Illustration 12 – DuPont Analysis
ROA tells us how much profit the company has made for every dollar of its assets. The past ROA tells us that the company has been consistently improving its utilization of assets over the years, which is a good sign. Finally, it comes to the CROIC of the company. Its CROIC is inconsistent and fluctuated over the past years, this is due to inconsistent CFFO (Cash Flow From Operation) especially in FY15. This was caused by huge reduction in trade payables. We hope to see more stable and consistent CROIC from the company. After all, we would like to remind our readers that these metrics would be more useful to compare against peers, which we couldn’t identify any at the moment.

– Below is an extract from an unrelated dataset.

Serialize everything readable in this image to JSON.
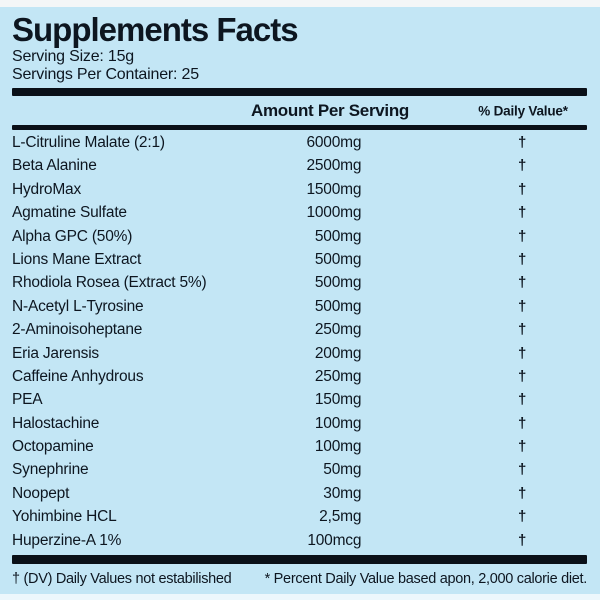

Till the end of the day, a good investment is pretty much depending on the price versus value of the company. We prefer to invest with sufficient Margin of Safety to lower the downside of an investment. There are various valuation tools that can be used to value the company. First of all, we used some of the common relative valuation metrics to have a quick check on the current valuation based on the latest closing price at 0.340 on 10/02/2017.

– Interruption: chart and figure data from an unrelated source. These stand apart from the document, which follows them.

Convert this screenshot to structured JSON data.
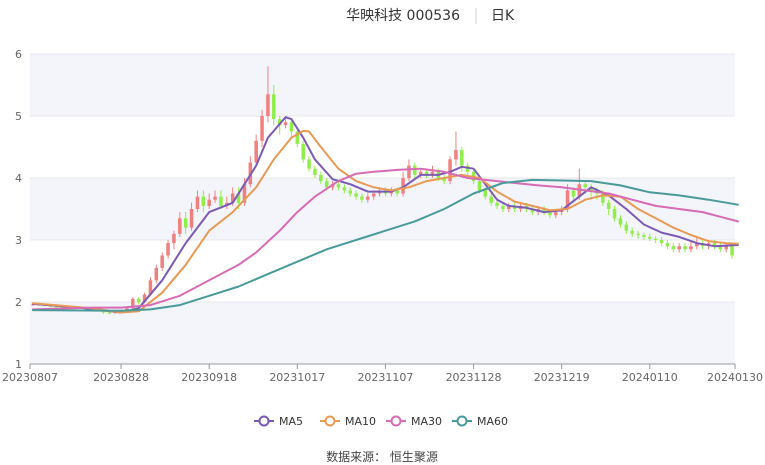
{
  "header": {
    "name_code": "华映科技 000536",
    "period": "日K"
  },
  "source": "数据来源： 恒生聚源",
  "colors": {
    "up": "#f08080",
    "down": "#90ee4a",
    "band": "#f3f5fb",
    "grid": "#e8e8e8",
    "axis": "#999999"
  },
  "chart_data": {
    "type": "candlestick",
    "title": "",
    "xlabel": "",
    "ylabel": "",
    "ylim": [
      1,
      6
    ],
    "yticks": [
      1,
      2,
      3,
      4,
      5,
      6
    ],
    "x_tick_labels": [
      "20230807",
      "20230828",
      "20230918",
      "20231017",
      "20231107",
      "20231128",
      "20231219",
      "20240110",
      "20240130"
    ],
    "x_tick_index": [
      0,
      15,
      30,
      45,
      60,
      75,
      90,
      105,
      120
    ],
    "candles": [
      [
        1.95,
        1.96,
        1.97,
        1.94
      ],
      [
        1.96,
        1.95,
        1.97,
        1.94
      ],
      [
        1.95,
        1.94,
        1.96,
        1.93
      ],
      [
        1.94,
        1.93,
        1.95,
        1.92
      ],
      [
        1.93,
        1.92,
        1.94,
        1.91
      ],
      [
        1.92,
        1.91,
        1.93,
        1.9
      ],
      [
        1.91,
        1.9,
        1.92,
        1.89
      ],
      [
        1.9,
        1.91,
        1.92,
        1.89
      ],
      [
        1.91,
        1.9,
        1.92,
        1.89
      ],
      [
        1.9,
        1.88,
        1.91,
        1.87
      ],
      [
        1.88,
        1.87,
        1.89,
        1.86
      ],
      [
        1.87,
        1.85,
        1.88,
        1.84
      ],
      [
        1.85,
        1.83,
        1.86,
        1.81
      ],
      [
        1.83,
        1.82,
        1.84,
        1.8
      ],
      [
        1.82,
        1.84,
        1.86,
        1.81
      ],
      [
        1.84,
        1.86,
        1.88,
        1.83
      ],
      [
        1.86,
        1.9,
        1.92,
        1.85
      ],
      [
        1.9,
        2.05,
        2.08,
        1.88
      ],
      [
        2.05,
        2,
        2.08,
        1.96
      ],
      [
        2,
        2.12,
        2.15,
        1.98
      ],
      [
        2.12,
        2.35,
        2.4,
        2.1
      ],
      [
        2.35,
        2.55,
        2.6,
        2.3
      ],
      [
        2.55,
        2.75,
        2.8,
        2.5
      ],
      [
        2.75,
        2.95,
        3.0,
        2.7
      ],
      [
        2.95,
        3.1,
        3.15,
        2.85
      ],
      [
        3.1,
        3.35,
        3.45,
        3.05
      ],
      [
        3.35,
        3.2,
        3.45,
        3.1
      ],
      [
        3.2,
        3.5,
        3.6,
        3.15
      ],
      [
        3.5,
        3.7,
        3.8,
        3.45
      ],
      [
        3.7,
        3.55,
        3.8,
        3.45
      ],
      [
        3.55,
        3.65,
        3.75,
        3.5
      ],
      [
        3.65,
        3.7,
        3.8,
        3.6
      ],
      [
        3.7,
        3.55,
        3.8,
        3.5
      ],
      [
        3.55,
        3.6,
        3.7,
        3.5
      ],
      [
        3.6,
        3.75,
        3.85,
        3.55
      ],
      [
        3.75,
        3.6,
        3.85,
        3.5
      ],
      [
        3.6,
        3.9,
        4.0,
        3.55
      ],
      [
        3.9,
        4.25,
        4.35,
        3.85
      ],
      [
        4.25,
        4.6,
        4.7,
        4.2
      ],
      [
        4.6,
        5.0,
        5.1,
        4.5
      ],
      [
        5.0,
        5.35,
        5.8,
        4.9
      ],
      [
        5.35,
        4.95,
        5.5,
        4.85
      ],
      [
        4.95,
        4.85,
        5.0,
        4.7
      ],
      [
        4.85,
        4.9,
        5.0,
        4.8
      ],
      [
        4.9,
        4.75,
        4.95,
        4.65
      ],
      [
        4.75,
        4.55,
        4.8,
        4.5
      ],
      [
        4.55,
        4.3,
        4.6,
        4.25
      ],
      [
        4.3,
        4.15,
        4.35,
        4.1
      ],
      [
        4.15,
        4.05,
        4.2,
        4.0
      ],
      [
        4.05,
        3.95,
        4.1,
        3.9
      ],
      [
        3.95,
        3.85,
        4.0,
        3.8
      ],
      [
        3.85,
        3.9,
        3.95,
        3.8
      ],
      [
        3.9,
        3.85,
        3.95,
        3.8
      ],
      [
        3.85,
        3.8,
        3.9,
        3.75
      ],
      [
        3.8,
        3.75,
        3.85,
        3.7
      ],
      [
        3.75,
        3.7,
        3.8,
        3.65
      ],
      [
        3.7,
        3.65,
        3.75,
        3.6
      ],
      [
        3.65,
        3.7,
        3.75,
        3.6
      ],
      [
        3.7,
        3.75,
        3.8,
        3.65
      ],
      [
        3.75,
        3.8,
        3.85,
        3.7
      ],
      [
        3.8,
        3.75,
        3.85,
        3.7
      ],
      [
        3.75,
        3.8,
        3.85,
        3.7
      ],
      [
        3.8,
        3.75,
        3.85,
        3.7
      ],
      [
        3.75,
        4.0,
        4.1,
        3.7
      ],
      [
        4.0,
        4.2,
        4.3,
        3.95
      ],
      [
        4.2,
        4.05,
        4.25,
        4.0
      ],
      [
        4.05,
        4.1,
        4.15,
        4.0
      ],
      [
        4.1,
        4.05,
        4.15,
        4.0
      ],
      [
        4.05,
        4.1,
        4.2,
        4.0
      ],
      [
        4.1,
        4.0,
        4.15,
        3.95
      ],
      [
        4.0,
        3.95,
        4.05,
        3.9
      ],
      [
        3.95,
        4.3,
        4.35,
        3.9
      ],
      [
        4.3,
        4.45,
        4.75,
        4.2
      ],
      [
        4.45,
        4.2,
        4.5,
        4.1
      ],
      [
        4.2,
        4.1,
        4.25,
        4.0
      ],
      [
        4.1,
        3.95,
        4.15,
        3.9
      ],
      [
        3.95,
        3.8,
        4.0,
        3.75
      ],
      [
        3.8,
        3.7,
        3.85,
        3.65
      ],
      [
        3.7,
        3.6,
        3.75,
        3.55
      ],
      [
        3.6,
        3.55,
        3.65,
        3.5
      ],
      [
        3.55,
        3.5,
        3.6,
        3.45
      ],
      [
        3.5,
        3.55,
        3.6,
        3.45
      ],
      [
        3.55,
        3.5,
        3.6,
        3.45
      ],
      [
        3.5,
        3.55,
        3.6,
        3.45
      ],
      [
        3.55,
        3.5,
        3.6,
        3.45
      ],
      [
        3.5,
        3.45,
        3.55,
        3.4
      ],
      [
        3.45,
        3.5,
        3.55,
        3.4
      ],
      [
        3.5,
        3.45,
        3.55,
        3.4
      ],
      [
        3.45,
        3.4,
        3.5,
        3.35
      ],
      [
        3.4,
        3.45,
        3.5,
        3.35
      ],
      [
        3.45,
        3.5,
        3.55,
        3.4
      ],
      [
        3.5,
        3.8,
        3.9,
        3.45
      ],
      [
        3.8,
        3.7,
        3.85,
        3.6
      ],
      [
        3.7,
        3.9,
        4.15,
        3.65
      ],
      [
        3.9,
        3.85,
        3.95,
        3.75
      ],
      [
        3.85,
        3.8,
        3.9,
        3.7
      ],
      [
        3.8,
        3.75,
        3.85,
        3.65
      ],
      [
        3.75,
        3.6,
        3.8,
        3.55
      ],
      [
        3.6,
        3.5,
        3.65,
        3.4
      ],
      [
        3.5,
        3.35,
        3.55,
        3.3
      ],
      [
        3.35,
        3.25,
        3.4,
        3.2
      ],
      [
        3.25,
        3.15,
        3.3,
        3.1
      ],
      [
        3.15,
        3.1,
        3.2,
        3.05
      ],
      [
        3.1,
        3.08,
        3.15,
        3.02
      ],
      [
        3.08,
        3.05,
        3.12,
        3.0
      ],
      [
        3.05,
        3.02,
        3.1,
        2.98
      ],
      [
        3.02,
        3.0,
        3.06,
        2.95
      ],
      [
        3.0,
        2.95,
        3.05,
        2.9
      ],
      [
        2.95,
        2.9,
        3.0,
        2.85
      ],
      [
        2.9,
        2.85,
        2.95,
        2.8
      ],
      [
        2.85,
        2.9,
        2.95,
        2.8
      ],
      [
        2.9,
        2.85,
        2.95,
        2.8
      ],
      [
        2.85,
        2.9,
        3.0,
        2.8
      ],
      [
        2.9,
        2.95,
        3.05,
        2.85
      ],
      [
        2.95,
        2.9,
        3.0,
        2.85
      ],
      [
        2.9,
        2.95,
        3.0,
        2.85
      ],
      [
        2.95,
        2.9,
        3.0,
        2.85
      ],
      [
        2.9,
        2.85,
        2.95,
        2.8
      ],
      [
        2.85,
        2.9,
        2.95,
        2.8
      ],
      [
        2.9,
        2.75,
        2.92,
        2.7
      ]
    ],
    "ma_series": [
      {
        "name": "MA5",
        "color": "#7b5ab5",
        "points": [
          [
            0,
            1.97
          ],
          [
            8,
            1.91
          ],
          [
            15,
            1.83
          ],
          [
            18,
            1.9
          ],
          [
            22,
            2.35
          ],
          [
            26,
            2.95
          ],
          [
            30,
            3.45
          ],
          [
            34,
            3.6
          ],
          [
            38,
            4.2
          ],
          [
            40,
            4.65
          ],
          [
            43,
            4.98
          ],
          [
            44,
            4.95
          ],
          [
            46,
            4.65
          ],
          [
            48,
            4.3
          ],
          [
            51,
            3.98
          ],
          [
            54,
            3.9
          ],
          [
            57,
            3.78
          ],
          [
            61,
            3.78
          ],
          [
            63,
            3.85
          ],
          [
            66,
            4.05
          ],
          [
            69,
            4.05
          ],
          [
            71,
            4.1
          ],
          [
            73,
            4.18
          ],
          [
            75,
            4.15
          ],
          [
            77,
            3.9
          ],
          [
            79,
            3.65
          ],
          [
            81,
            3.55
          ],
          [
            84,
            3.52
          ],
          [
            87,
            3.45
          ],
          [
            90,
            3.48
          ],
          [
            93,
            3.7
          ],
          [
            95,
            3.85
          ],
          [
            98,
            3.72
          ],
          [
            101,
            3.5
          ],
          [
            104,
            3.25
          ],
          [
            107,
            3.12
          ],
          [
            110,
            3.05
          ],
          [
            113,
            2.95
          ],
          [
            116,
            2.9
          ],
          [
            120,
            2.92
          ]
        ]
      },
      {
        "name": "MA10",
        "color": "#e89a54",
        "points": [
          [
            0,
            1.98
          ],
          [
            10,
            1.9
          ],
          [
            15,
            1.83
          ],
          [
            18,
            1.85
          ],
          [
            22,
            2.15
          ],
          [
            26,
            2.6
          ],
          [
            30,
            3.15
          ],
          [
            34,
            3.45
          ],
          [
            38,
            3.85
          ],
          [
            41,
            4.3
          ],
          [
            44,
            4.65
          ],
          [
            46,
            4.76
          ],
          [
            47,
            4.75
          ],
          [
            49,
            4.5
          ],
          [
            52,
            4.15
          ],
          [
            55,
            3.95
          ],
          [
            58,
            3.85
          ],
          [
            61,
            3.8
          ],
          [
            64,
            3.85
          ],
          [
            67,
            3.95
          ],
          [
            70,
            4.0
          ],
          [
            73,
            4.05
          ],
          [
            76,
            4.0
          ],
          [
            79,
            3.78
          ],
          [
            82,
            3.62
          ],
          [
            85,
            3.55
          ],
          [
            88,
            3.48
          ],
          [
            91,
            3.5
          ],
          [
            94,
            3.65
          ],
          [
            97,
            3.72
          ],
          [
            100,
            3.7
          ],
          [
            103,
            3.5
          ],
          [
            106,
            3.35
          ],
          [
            109,
            3.2
          ],
          [
            112,
            3.08
          ],
          [
            115,
            2.98
          ],
          [
            118,
            2.95
          ],
          [
            120,
            2.94
          ]
        ]
      },
      {
        "name": "MA30",
        "color": "#d76bb5",
        "points": [
          [
            0,
            1.88
          ],
          [
            10,
            1.91
          ],
          [
            15,
            1.91
          ],
          [
            20,
            1.95
          ],
          [
            25,
            2.1
          ],
          [
            30,
            2.35
          ],
          [
            35,
            2.6
          ],
          [
            38,
            2.8
          ],
          [
            42,
            3.15
          ],
          [
            45,
            3.45
          ],
          [
            48,
            3.7
          ],
          [
            52,
            3.95
          ],
          [
            55,
            4.07
          ],
          [
            58,
            4.1
          ],
          [
            62,
            4.13
          ],
          [
            66,
            4.15
          ],
          [
            70,
            4.1
          ],
          [
            74,
            4.0
          ],
          [
            78,
            3.96
          ],
          [
            82,
            3.92
          ],
          [
            86,
            3.88
          ],
          [
            90,
            3.85
          ],
          [
            94,
            3.8
          ],
          [
            98,
            3.75
          ],
          [
            102,
            3.65
          ],
          [
            106,
            3.55
          ],
          [
            110,
            3.5
          ],
          [
            114,
            3.45
          ],
          [
            118,
            3.35
          ],
          [
            120,
            3.3
          ]
        ]
      },
      {
        "name": "MA60",
        "color": "#4a9a9a",
        "points": [
          [
            0,
            1.87
          ],
          [
            15,
            1.86
          ],
          [
            20,
            1.88
          ],
          [
            25,
            1.95
          ],
          [
            30,
            2.1
          ],
          [
            35,
            2.25
          ],
          [
            40,
            2.45
          ],
          [
            45,
            2.65
          ],
          [
            50,
            2.85
          ],
          [
            55,
            3.0
          ],
          [
            60,
            3.15
          ],
          [
            65,
            3.3
          ],
          [
            70,
            3.5
          ],
          [
            75,
            3.75
          ],
          [
            80,
            3.92
          ],
          [
            85,
            3.97
          ],
          [
            90,
            3.96
          ],
          [
            95,
            3.95
          ],
          [
            100,
            3.88
          ],
          [
            105,
            3.77
          ],
          [
            110,
            3.72
          ],
          [
            115,
            3.65
          ],
          [
            120,
            3.57
          ]
        ]
      }
    ],
    "legend": [
      "MA5",
      "MA10",
      "MA30",
      "MA60"
    ],
    "legend_position": "bottom",
    "grid": true
  }
}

Illustration 13 – Common Relative Valuation metrics
From Illustration 13, the relative valuation metrics show that the current price does not seem to be attractive. Please note that the metrics are compared against general benchmark as a reference. We think the company is currently at fast growth stage, hence, we may attempt a valuation based on PEG ratio, that is popularized by the legendary fund manager, Peter Lynch.
Illustration 14 – PEG valuation
In Peter Lynch’s book “One Up On Wall Street”, he mentioned that a PE ratio that is half of the growth rate is a bargain, PE that is equal to the growth rate is fairly priced, while PE that is double of growth rate is overly priced. In this case, we will try to check on the PEG based on different growth assumptions. We found that based on the 5-year CAGR at 78.5%, the PEG is only 0.18, which is undervalued. However, based on lack of information revealed by the management about the future growth, we think it is over-optimistic to think that the company is able to sustain their growth at 78.5% without the support of strong evidence or details, thus, this is known as the BEST case. In BASEcase scenario, we applied a reverse engineering from 0.5 PEG, we found that the current price is undervalued if the company is able to keep its earning growth at 29%. In WORST case, if the company’s earning growth is at 15%, the current price is fairly valued by the market.
To conclude this financial post, we find SOLUTN to be a company with good fundamental, which has low likelihood of facing any financial issue in near term, which further backed by its net cash position. In term of profitability, the company has shown remarkable net profit growth at 78.5% CAGR, which mainly contributed from domestic market. However, the cash flow of the company has not been consistent over the past 5 years. Apart from that, various efficiency ratios have also shown that the capability of the management in improving its operation efficiency and productivity. Finally, based on the PEG valuation approach, the company appears to be undervalued, but given the lack of information disclosed by the management, we do not like to be overly optimistic in their future growth, we would like to have clearer evidence to conclude the current valuation of the company.
By the time of writing, we are not vested in SOLUTN.